Some questions: If nothing anachronistic is to be taken by Lytton's troops to Earth, hence his Policemen using machine guns, then what's that trooper in the warehouse doing wearing his futuristic body armour? Why, when Turlough makes his way through the Daleks ship, are their prison space station crew bodies lying in the corridors? And what use is his handkerchief going to be against the has used to kill them? I assume he must be using it to mask the smell of the bodies. Where's the Dalek control room noise? Ever present since the first Dalek story it's missing in the scenes on the bridge of the Dalek ship. What's the technician Kiston suddenly doing wearing armour at the end of the scene where he repairs Davros? Yes it makes sense to have it as there's members of the crew still out there that might be a threat but he's not wearing it anywhere else in his scenes and you don't see it. Did he take it off to work on Davros and then put it back on again? And Lytton's line "there are still members of the crew still alive" needed to go through script editing one more time to remove the double use of "still" from it.

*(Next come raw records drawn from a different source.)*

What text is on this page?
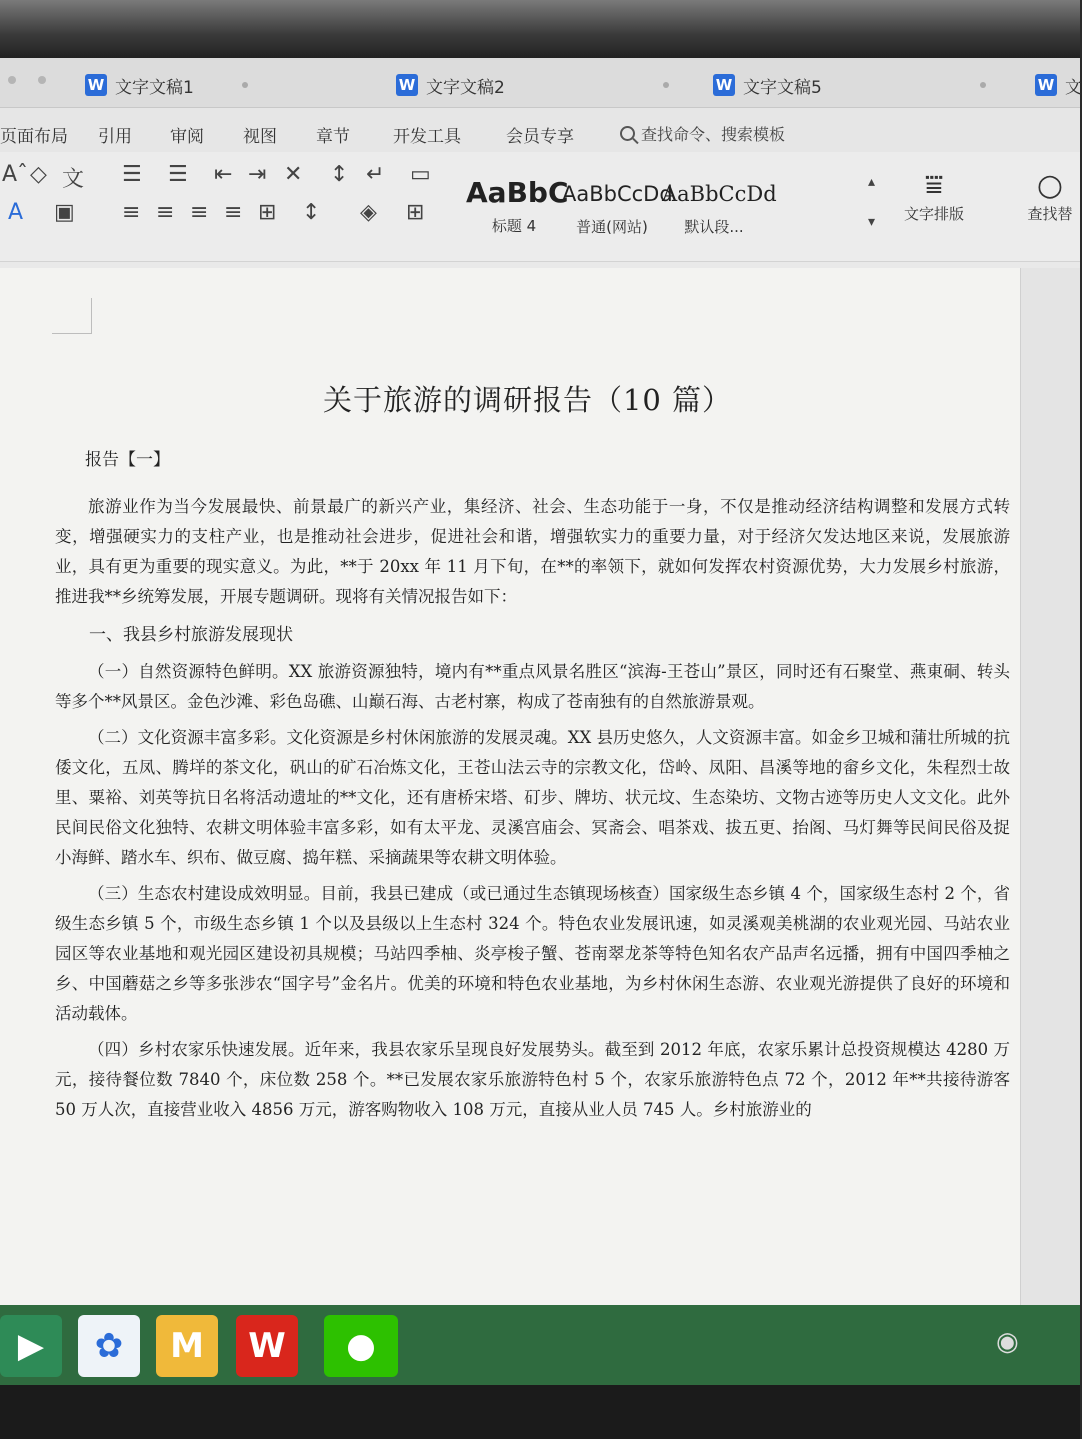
W 文字文稿1	W 文字文稿2	W 文字文稿5	W 文
页面布局 引用 审阅 视图 章节	开发工具	会员专享	查找命令、搜索模板
Aˆ ◇ 文
A ▣
☰ ☰ ⇤ ⇥ ✕ ↕ ↵ ▭
≡ ≡ ≡ ≡ ⊞ ↕ ◈ ⊞
AaBbC
标题 4
AaBbCcDd
普通(网站)
AaBbCcDd
默认段...
▴
▾
⩸
文字排版
○
查找替
关于旅游的调研报告（10 篇）
报告【一】

旅游业作为当今发展最快、前景最广的新兴产业，集经济、社会、生态功能于一身，不仅是推动经济结构调整和发展方式转变，增强硬实力的支柱产业，也是推动社会进步，促进社会和谐，增强软实力的重要力量，对于经济欠发达地区来说，发展旅游业，具有更为重要的现实意义。为此，**于 20xx 年 11 月下旬，在**的率领下，就如何发挥农村资源优势，大力发展乡村旅游，推进我**乡统筹发展，开展专题调研。现将有关情况报告如下：

一、我县乡村旅游发展现状

（一）自然资源特色鲜明。XX 旅游资源独特，境内有**重点风景名胜区“滨海-王苍山”景区，同时还有石聚堂、燕東硐、转头等多个**风景区。金色沙滩、彩色岛礁、山巅石海、古老村寨，构成了苍南独有的自然旅游景观。

（二）文化资源丰富多彩。文化资源是乡村休闲旅游的发展灵魂。XX 县历史悠久，人文资源丰富。如金乡卫城和蒲壮所城的抗倭文化，五凤、腾垟的茶文化，矾山的矿石冶炼文化，王苍山法云寺的宗教文化，岱岭、凤阳、昌溪等地的畲乡文化，朱程烈士故里、粟裕、刘英等抗日名将活动遗址的**文化，还有唐桥宋塔、矴步、牌坊、状元坟、生态染坊、文物古迹等历史人文文化。此外民间民俗文化独特、农耕文明体验丰富多彩，如有太平龙、灵溪宫庙会、冥斋会、唱茶戏、拔五更、抬阁、马灯舞等民间民俗及捉小海鲜、踏水车、织布、做豆腐、捣年糕、采摘蔬果等农耕文明体验。

（三）生态农村建设成效明显。目前，我县已建成（或已通过生态镇现场核查）国家级生态乡镇 4 个，国家级生态村 2 个，省级生态乡镇 5 个，市级生态乡镇 1 个以及县级以上生态村 324 个。特色农业发展讯速，如灵溪观美桃湖的农业观光园、马站农业园区等农业基地和观光园区建设初具规模；马站四季柚、炎亭梭子蟹、苍南翠龙茶等特色知名农产品声名远播，拥有中国四季柚之乡、中国蘑菇之乡等多张涉农“国字号”金名片。优美的环境和特色农业基地，为乡村休闲生态游、农业观光游提供了良好的环境和活动载体。

（四）乡村农家乐快速发展。近年来，我县农家乐呈现良好发展势头。截至到 2012 年底，农家乐累计总投资规模达 4280 万元，接待餐位数 7840 个，床位数 258 个。**已发展农家乐旅游特色村 5 个，农家乐旅游特色点 72 个，2012 年**共接待游客 50 万人次，直接营业收入 4856 万元，游客购物收入 108 万元，直接从业人员 745 人。乡村旅游业的

▶	✿	M	W	●	◉
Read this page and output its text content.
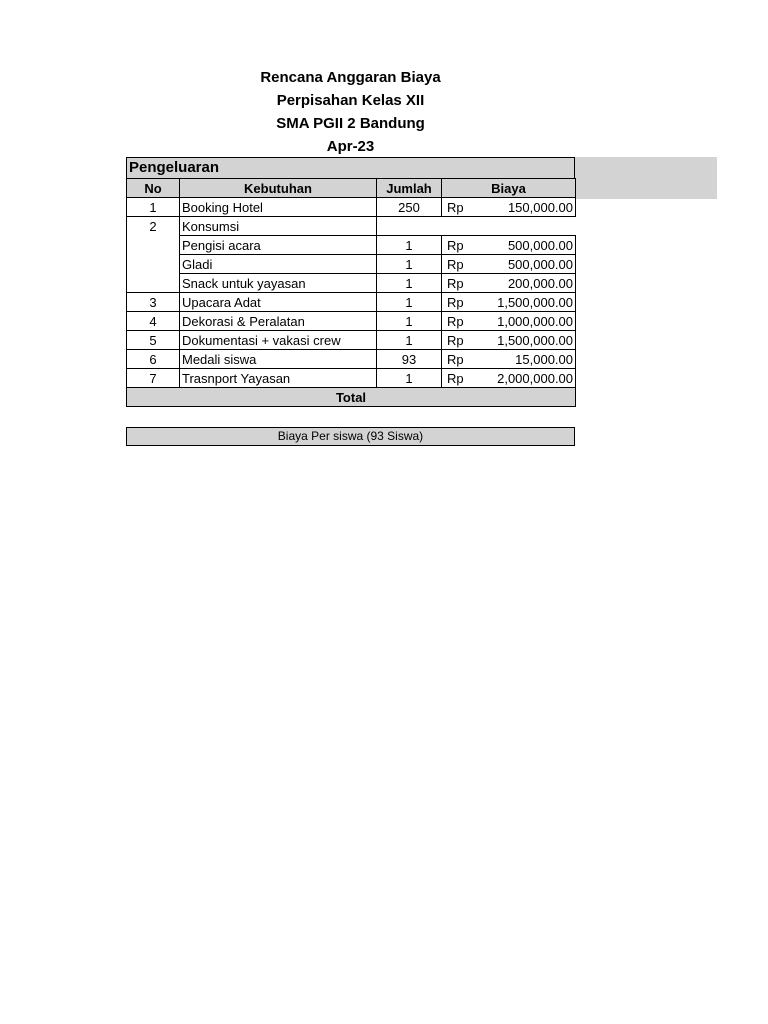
Rencana Anggaran Biaya
Perpisahan Kelas XII
SMA PGII 2 Bandung
Apr-23
Pengeluaran
No	Kebutuhan	Jumlah	Biaya	
1	Booking Hotel	250	Rp	150,000.00
2	Konsumsi			
	Pengisi acara	1	Rp	500,000.00
	Gladi	1	Rp	500,000.00
	Snack untuk yayasan	1	Rp	200,000.00
3	Upacara Adat	1	Rp	1,500,000.00
4	Dekorasi & Peralatan	1	Rp	1,000,000.00
5	Dokumentasi + vakasi crew	1	Rp	1,500,000.00
6	Medali siswa	93	Rp	15,000.00
7	Trasnport Yayasan	1	Rp	2,000,000.00
Total				
Biaya Per siswa (93 Siswa)
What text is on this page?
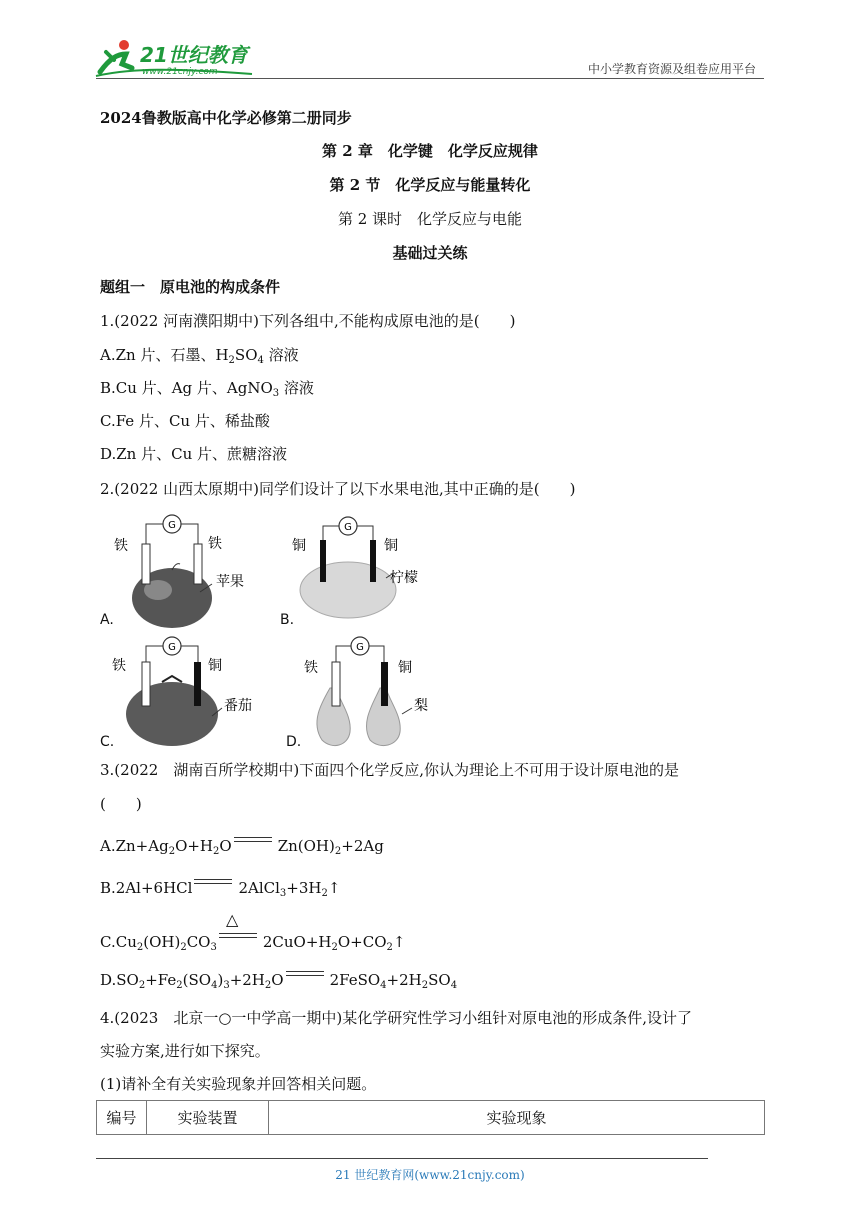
21世纪教育
www.21cnjy.com	中小学教育资源及组卷应用平台
2024鲁教版高中化学必修第二册同步
第 2 章　化学键　化学反应规律
第 2 节　化学反应与能量转化
第 2 课时　化学反应与电能
基础过关练
题组一　原电池的构成条件
1.(2022 河南濮阳期中)下列各组中,不能构成原电池的是(　　)
A.Zn 片、石墨、$H_2SO_4$ 溶液
B.Cu 片、Ag 片、AgNO$_3$ 溶液
C.Fe 片、Cu 片、稀盐酸
D.Zn 片、Cu 片、蔗糖溶液
2.(2022 山西太原期中)同学们设计了以下水果电池,其中正确的是(　　)
G
铁	铁
苹果
A.
G
铜	铜
柠檬
B.
G
铁	铜
番茄
C.
G
铁	铜
梨
D.
3.(2022　湖南百所学校期中)下面四个化学反应,你认为理论上不可用于设计原电池的是
(　　)
$A.Zn+Ag_2O+H_2O$	$Zn(OH)_2+2Ag$
B.2Al+6HCl	$2AlCl_3+3H_2↑$
△
$C.Cu_2(OH)_2CO_3$	$2CuO+H_2O+CO_2↑$
$D.SO_2+Fe_2(SO_4)_3+2H_2O$	$2FeSO_4+2H_2SO_4$
4.(2023　北京一○一中学高一期中)某化学研究性学习小组针对原电池的形成条件,设计了
实验方案,进行如下探究。
(1)请补全有关实验现象并回答相关问题。
编号	实验装置	实验现象
21 世纪教育网(www.21cnjy.com)
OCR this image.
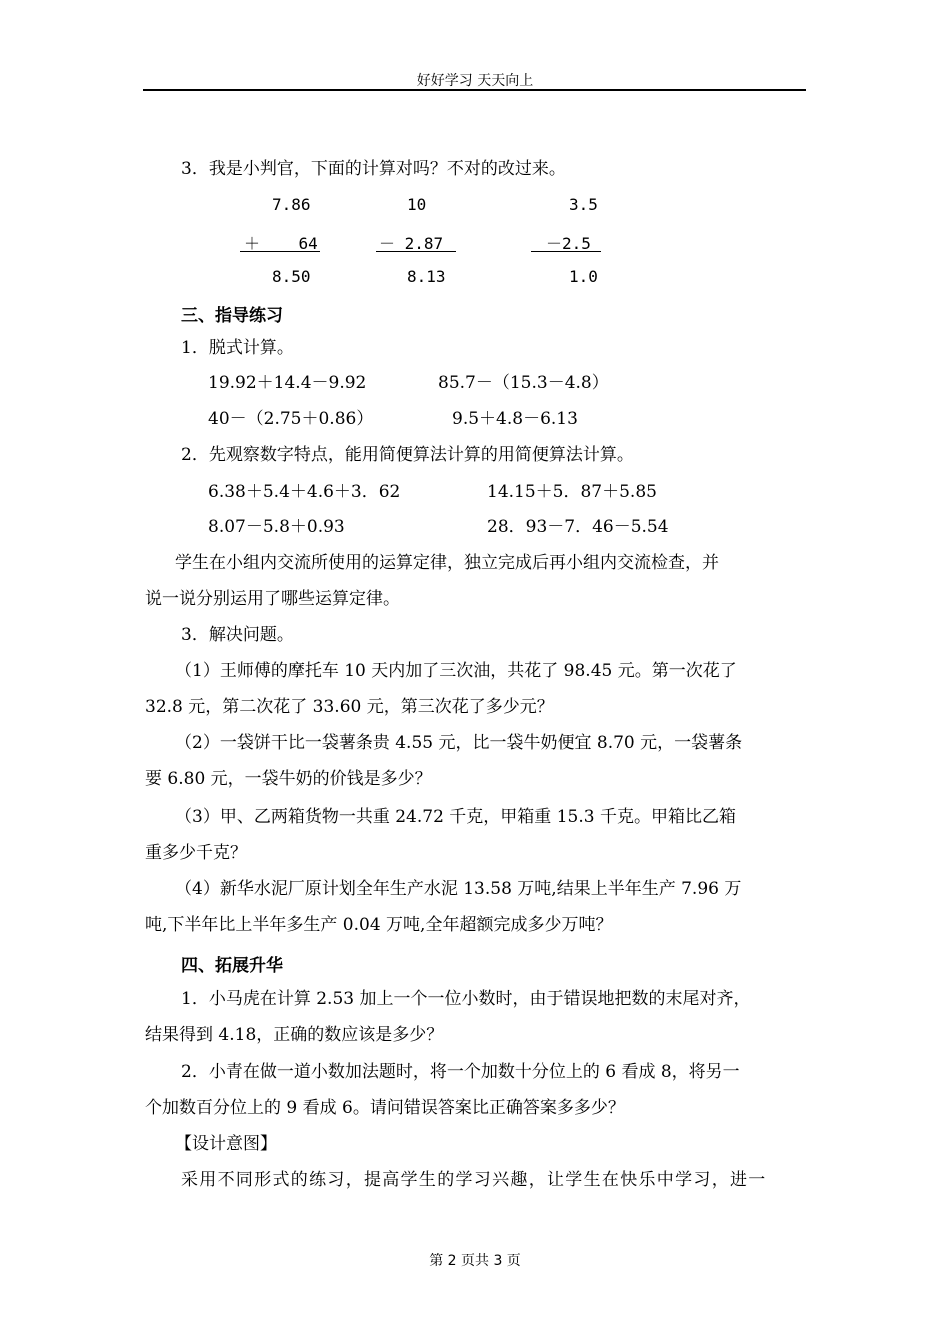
好好学习 天天向上
3．我是小判官，下面的计算对吗？不对的改过来。
7.86	10	3.5
＋    64	－ 2.87	－2.5
8.50	8.13	1.0
三、指导练习
1．脱式计算。
19.92＋14.4－9.92	85.7－（15.3－4.8）
40－（2.75＋0.86）	9.5＋4.8－6.13
2．先观察数字特点，能用简便算法计算的用简便算法计算。
6.38＋5.4＋4.6＋3．62	14.15＋5．87＋5.85
8.07－5.8＋0.93	28．93－7．46－5.54
学生在小组内交流所使用的运算定律，独立完成后再小组内交流检查，并
说一说分别运用了哪些运算定律。
3．解决问题。
（1）王师傅的摩托车 10 天内加了三次油，共花了 98.45 元。第一次花了
32.8 元，第二次花了 33.60 元，第三次花了多少元？
（2）一袋饼干比一袋薯条贵 4.55 元，比一袋牛奶便宜 8.70 元，一袋薯条
要 6.80 元，一袋牛奶的价钱是多少？
（3）甲、乙两箱货物一共重 24.72 千克，甲箱重 15.3 千克。甲箱比乙箱
重多少千克？
（4）新华水泥厂原计划全年生产水泥 13.58 万吨,结果上半年生产 7.96 万
吨,下半年比上半年多生产 0.04 万吨,全年超额完成多少万吨？
四、拓展升华
1．小马虎在计算 2.53 加上一个一位小数时，由于错误地把数的末尾对齐，
结果得到 4.18，正确的数应该是多少？
2．小青在做一道小数加法题时，将一个加数十分位上的 6 看成 8，将另一
个加数百分位上的 9 看成 6。请问错误答案比正确答案多多少？
【设计意图】
采用不同形式的练习，提高学生的学习兴趣，让学生在快乐中学习，进一
第 2 页共 3 页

Let me remind you how season 20 ended in strike chaos:

The Daleks had been absent from the show since 1979's Destiny of the Daleks and the closing story of the season, known either as Warhead or The Return, was designed to return them to the screen in a manner similar to the previous year's Earthshock. The same writer, script editor Eric Saward, and director Peter Grimwade were assigned to the story. Unfortunately during late 1982 production work at the BBC was halted by the electricians union. Enlightenment, the third & closing chapter of the story of Turlough & the Black Guardian, was due in the studio at that time and had to be rescheduled. The only slots that producer John Nathan-Turner could use were those allocated to Warhead/Return so that production was reluctantly cancelled. Peter Grimwade took the crew out for a commiseratory lunch but didn't invite John Nathan-Turner. Some versions of the story say Grimwade forgot to invite the producer, others that he planned to take him for supper later. Either way round, Nathan Turner felt snubbed by what happened and as a result Grimwade never directed for the series again (he would write one story for the following year) and is probably a contributing factor towards souring relations between producer and script editor.
So Saward had a completed Dalek script in the bad and ready to go at the start of this season. A simple retitle, a new director in debutant Matthew Robinson, plus a few tweaks to the script and it was ready to go as a four part story and slotted into place as the fourth tale that season. Problems arose when it was realised that the planned transmission dates for Resurrection of the Daleks on the 9th, 10th, 16th & 17th February 1984 clashed with the end of the days coverage of the 1984 Winter Olympics held in Sarajevo in Yugoslavia (now in present day Bosnia-Herzegovina) on 8th–19th February that year. Faced with the possibility of taking a 2 week break between episode, as happened between The Mind Robber & The Invasion for the 1968 Olympics producer John Nathan-Turner had his four 25 minute episodes re-edited into two 45 minute episodes and broadcast them on the Wednesday night of these two weeks. For the record the break between the original parts 1 & 2 occurs when the Dalek materialises in the warehouse: we know this because the serial was sold abroad as a 4 part version and, as we'll see tomorrow, the vast majority of it's commercial releases have involved the four part version.

But recall if you will my Season 20 experience: Wednesday night is cub night. One was not pleased to find the Daleks' return going out on a Wednesday night and this week I refused to go. And got away with it!